此刻他也不管这会不会影响在她心里的沉着稳重的形象,也不管他说这话的时候,是清醒状态还是发病状态。他顾不得那么多了,他就是想让她知道,他不是那么大度,他会介意,会生气,会吃醋。
刘云卿也是第一次知道,原来向来看起来无所不能,十分强大的政府,内心原来是这般脆弱,这么没安全感。他竟然还在担心,她会随时抛弃他,然后跟章毅跑掉?
她觉得太不可思议了。同时又开始审视自己从前的行为,是不是就像那常遇所说的,没有给他足够的安全感。
刘云卿开始去学,学着去给他那所谓的,独一无二的爱。
其实她也不知道她对他是不是爱。
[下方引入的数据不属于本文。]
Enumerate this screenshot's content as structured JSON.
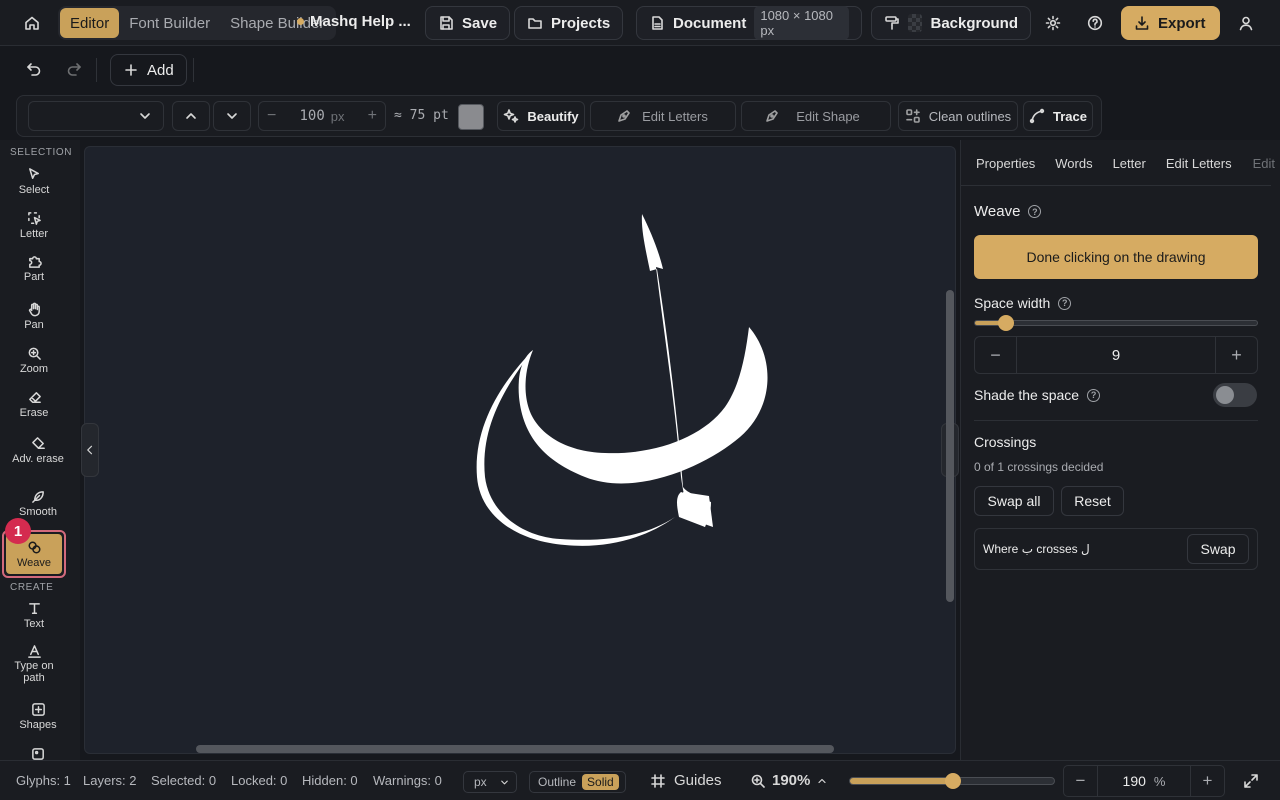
{
  "topbar": {
    "modes": [
      "Editor",
      "Font Builder",
      "Shape Builder"
    ],
    "active_mode": "Editor",
    "project_title": "Mashq Help ...",
    "save": "Save",
    "projects": "Projects",
    "document": "Document",
    "document_size": "1080 × 1080 px",
    "background": "Background",
    "export": "Export"
  },
  "row2": {
    "add": "Add"
  },
  "toolbar": {
    "font_size": "100",
    "font_unit": "px",
    "pt_approx": "≈ 75 pt",
    "beautify": "Beautify",
    "edit_letters": "Edit Letters",
    "edit_shape": "Edit Shape",
    "clean_outlines": "Clean outlines",
    "trace": "Trace",
    "swatch_color": "#8a8b8f"
  },
  "tools": {
    "selection_header": "SELECTION",
    "create_header": "CREATE",
    "select": "Select",
    "letter": "Letter",
    "part": "Part",
    "pan": "Pan",
    "zoom": "Zoom",
    "erase": "Erase",
    "adv_erase": "Adv. erase",
    "smooth": "Smooth",
    "weave": "Weave",
    "text": "Text",
    "type_on_path_1": "Type on",
    "type_on_path_2": "path",
    "shapes": "Shapes",
    "step_badge": "1"
  },
  "panel": {
    "tabs": [
      "Properties",
      "Words",
      "Letter",
      "Edit Letters",
      "Edit"
    ],
    "title": "Weave",
    "done_button": "Done clicking on the drawing",
    "space_width_label": "Space width",
    "space_width": "9",
    "space_width_fraction": 0.11,
    "shade_label": "Shade the space",
    "shade_on": false,
    "crossings_title": "Crossings",
    "crossings_status": "0 of 1 crossings decided",
    "swap_all": "Swap all",
    "reset": "Reset",
    "crossing_text": "Where ب crosses ل",
    "swap": "Swap"
  },
  "status": {
    "glyphs": "Glyphs: 1",
    "layers": "Layers: 2",
    "selected": "Selected: 0",
    "locked": "Locked: 0",
    "hidden": "Hidden: 0",
    "warnings": "Warnings: 0",
    "unit": "px",
    "outline": "Outline",
    "solid": "Solid",
    "guides": "Guides",
    "zoom_display": "190%",
    "zoom_value": "190",
    "zoom_unit": "%",
    "zoom_fraction": 0.505
  },
  "colors": {
    "accent": "#d6ab62",
    "badge": "#d42b4f"
  }
}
但她隐约能察觉到,她对他的感觉是不一样的。
是从什么时候开始的呢?刘云卿也说不清楚。
或许是他挺身而出给她出头的时候,或许是他总是隐忍而灼热的看着她的时候,或许是他日常点点滴滴的对她好,不着痕迹给她解决麻烦,事事给她安排妥帖的时候。
这般想来,她才惊觉,原来在过去的那些日子里,他为她做了那么多的事。